Les principaux traits de cette étude approfondie sont exprimés par une série de figures dont l'explication simplifiera et facilitera considérablement l'intelligence des faits nombreux et pleins d'intérêt qu'elle embrasse.
Le premier individu figuré à côté porte en même temps un œuf qui commence à se former à la base du pied, et un bourgeon naissant situé un peu plus haut; l'œuf est toujours jaune, même au premier moment de son apparition. La substance globulineuse qui s'agglomère sur ce point est située outre les deux peaux. Elle produit une tumeur d'abord peu saillante et à base élargie, qui ne communique point avec la cavité de l'estomac. On distingue ainsi facilement, à la vue simple, et encore mieux à la loupe, cette première différence bien tranchée entre l'œuf et le bourgeon.
La deuxième figure représente une deuxième hydre qui ne porte encore qu'un seul œuf, toujours à la base du pied, et en même temps un bourgeon exceptionnel. Cet œuf et le bourgeon sont un peu plus avancés dans leur développement, et saillent davantage au-dessus du niveau de la peau externe.
Dans le troisième individu, on voit toujours sur le même endroit du corps un bourgeon très-avancé dans son développement, et un seul œuf qui forme une tumeur encore plus saillante. Cette tumeur distend beaucoup la peau externe de l'animal, qui sera bientôt déchirée et ouverte pour laisser sortir l'œuf.

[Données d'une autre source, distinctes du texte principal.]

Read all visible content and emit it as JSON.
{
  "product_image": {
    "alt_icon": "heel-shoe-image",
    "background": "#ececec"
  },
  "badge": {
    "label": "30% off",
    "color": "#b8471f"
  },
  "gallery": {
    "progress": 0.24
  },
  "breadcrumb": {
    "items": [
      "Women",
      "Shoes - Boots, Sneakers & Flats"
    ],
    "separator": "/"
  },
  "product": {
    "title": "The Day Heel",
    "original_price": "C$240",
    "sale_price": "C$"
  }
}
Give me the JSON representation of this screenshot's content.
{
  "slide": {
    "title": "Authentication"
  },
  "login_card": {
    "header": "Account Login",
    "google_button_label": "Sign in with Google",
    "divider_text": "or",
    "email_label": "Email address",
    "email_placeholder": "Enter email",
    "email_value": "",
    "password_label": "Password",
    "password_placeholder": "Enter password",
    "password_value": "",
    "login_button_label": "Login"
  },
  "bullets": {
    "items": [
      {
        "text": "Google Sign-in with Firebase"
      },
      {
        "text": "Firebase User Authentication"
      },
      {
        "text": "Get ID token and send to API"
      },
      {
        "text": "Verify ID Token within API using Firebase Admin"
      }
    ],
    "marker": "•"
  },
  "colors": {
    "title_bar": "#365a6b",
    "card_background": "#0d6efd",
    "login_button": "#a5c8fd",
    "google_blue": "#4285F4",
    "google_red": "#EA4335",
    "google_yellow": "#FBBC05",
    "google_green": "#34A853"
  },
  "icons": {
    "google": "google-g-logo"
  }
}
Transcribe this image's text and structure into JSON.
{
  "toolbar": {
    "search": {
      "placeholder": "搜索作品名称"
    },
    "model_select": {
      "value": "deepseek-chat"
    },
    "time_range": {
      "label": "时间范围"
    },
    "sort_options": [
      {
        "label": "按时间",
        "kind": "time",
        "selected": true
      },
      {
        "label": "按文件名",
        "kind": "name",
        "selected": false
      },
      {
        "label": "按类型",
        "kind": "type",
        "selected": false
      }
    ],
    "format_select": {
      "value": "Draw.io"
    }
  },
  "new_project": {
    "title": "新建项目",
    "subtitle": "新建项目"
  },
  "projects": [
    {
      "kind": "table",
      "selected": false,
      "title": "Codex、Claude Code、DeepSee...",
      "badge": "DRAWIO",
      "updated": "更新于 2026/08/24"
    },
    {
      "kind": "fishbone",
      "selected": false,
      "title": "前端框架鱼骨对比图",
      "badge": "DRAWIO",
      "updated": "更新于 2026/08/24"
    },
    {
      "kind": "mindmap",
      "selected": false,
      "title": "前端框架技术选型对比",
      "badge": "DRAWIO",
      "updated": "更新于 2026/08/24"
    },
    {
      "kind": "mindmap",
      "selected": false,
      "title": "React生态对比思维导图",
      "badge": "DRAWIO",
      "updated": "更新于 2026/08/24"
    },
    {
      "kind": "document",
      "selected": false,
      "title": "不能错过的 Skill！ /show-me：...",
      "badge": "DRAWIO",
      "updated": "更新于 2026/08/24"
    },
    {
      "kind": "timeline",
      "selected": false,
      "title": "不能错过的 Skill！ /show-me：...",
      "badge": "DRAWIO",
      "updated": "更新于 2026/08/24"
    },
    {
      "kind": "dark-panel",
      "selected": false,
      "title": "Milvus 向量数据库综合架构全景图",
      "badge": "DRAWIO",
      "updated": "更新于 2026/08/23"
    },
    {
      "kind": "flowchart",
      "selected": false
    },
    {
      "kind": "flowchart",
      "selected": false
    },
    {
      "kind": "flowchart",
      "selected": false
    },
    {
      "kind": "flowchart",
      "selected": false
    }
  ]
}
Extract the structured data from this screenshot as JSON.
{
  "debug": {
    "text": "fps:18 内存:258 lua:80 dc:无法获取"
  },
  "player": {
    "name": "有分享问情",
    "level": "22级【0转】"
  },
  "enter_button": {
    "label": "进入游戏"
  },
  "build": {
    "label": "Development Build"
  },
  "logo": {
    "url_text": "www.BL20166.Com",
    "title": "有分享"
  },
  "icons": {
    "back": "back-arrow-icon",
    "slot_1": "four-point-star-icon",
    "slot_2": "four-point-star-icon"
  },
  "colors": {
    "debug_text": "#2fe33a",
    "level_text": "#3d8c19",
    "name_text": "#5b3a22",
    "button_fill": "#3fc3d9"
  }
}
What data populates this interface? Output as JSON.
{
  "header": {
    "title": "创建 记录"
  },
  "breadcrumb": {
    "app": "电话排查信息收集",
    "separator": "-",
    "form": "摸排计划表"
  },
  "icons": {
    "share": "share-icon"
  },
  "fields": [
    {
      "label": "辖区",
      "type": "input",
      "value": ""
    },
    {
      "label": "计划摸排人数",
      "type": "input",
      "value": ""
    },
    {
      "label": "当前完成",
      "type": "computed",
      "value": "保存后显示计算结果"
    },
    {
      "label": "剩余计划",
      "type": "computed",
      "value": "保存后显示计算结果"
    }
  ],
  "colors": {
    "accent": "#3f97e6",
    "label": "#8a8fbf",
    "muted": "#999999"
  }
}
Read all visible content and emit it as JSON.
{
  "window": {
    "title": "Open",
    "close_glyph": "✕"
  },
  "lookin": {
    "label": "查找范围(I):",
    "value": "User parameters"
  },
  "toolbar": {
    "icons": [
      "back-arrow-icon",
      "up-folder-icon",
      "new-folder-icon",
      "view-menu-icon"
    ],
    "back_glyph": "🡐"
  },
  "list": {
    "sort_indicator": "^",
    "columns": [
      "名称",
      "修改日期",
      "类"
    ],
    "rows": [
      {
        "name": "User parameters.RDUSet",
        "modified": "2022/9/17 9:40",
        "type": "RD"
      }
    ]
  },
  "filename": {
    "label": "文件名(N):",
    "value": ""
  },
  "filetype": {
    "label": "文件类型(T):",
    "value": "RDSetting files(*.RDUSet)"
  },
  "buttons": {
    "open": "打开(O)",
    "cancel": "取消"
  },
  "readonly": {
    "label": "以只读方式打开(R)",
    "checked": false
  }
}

La quatrième hydre, qui avait été colorée en rouge, porte en même temps deux œufs, qui se sont encore formés à la base du pied. L'un de ces œufs, soulève encore la peau de l'animal, dont la déchirure est imminente, tandis que l'autre, qui s'est formé sur le point du corps de la mère, diamétralement opposé au premier œuf, ne s'est montré qu'après lui, et n'est encore arrivé qu'au tiers de sa formation.
La cinquième figure représente un fragment de tige de ceratophyllum (plante fluviatile) sur laquelle sont posées trois hydres, dont la plus grande porte autour de la base du pied quatre œufs disposés en croix. Trois de ces œufs peuvent être vus, et l'on reconnaît que celui de droite a déjà déchiré la peau de la mère, qui, s'étant retirée et contractée, forme, au-dessous de cet œuf encore continu, un bourrelet, auquel Roesel donnait le nom de piédestal de l'enflure. Cet observateur considérait cet œuf comme une maladie du polype. Une deuxième hydre, vue en dessus, dont on ne distingue plus les bras, se meurt entourée des quatre œufs qu'elle a pondus et agglutinés autour d'elle. La troisième hydre, fixée sur la lige de ceratophyllum, est vue de profil; ses bras sont très-raccourcis; elle n'a autour d'elle que deux œufs, qu'elle a agglutinés sur la plante. A côté de la grande hydre est encore représenté un petit fragment de tige de ceratophyllum, auquel était agglutiné un seul œuf.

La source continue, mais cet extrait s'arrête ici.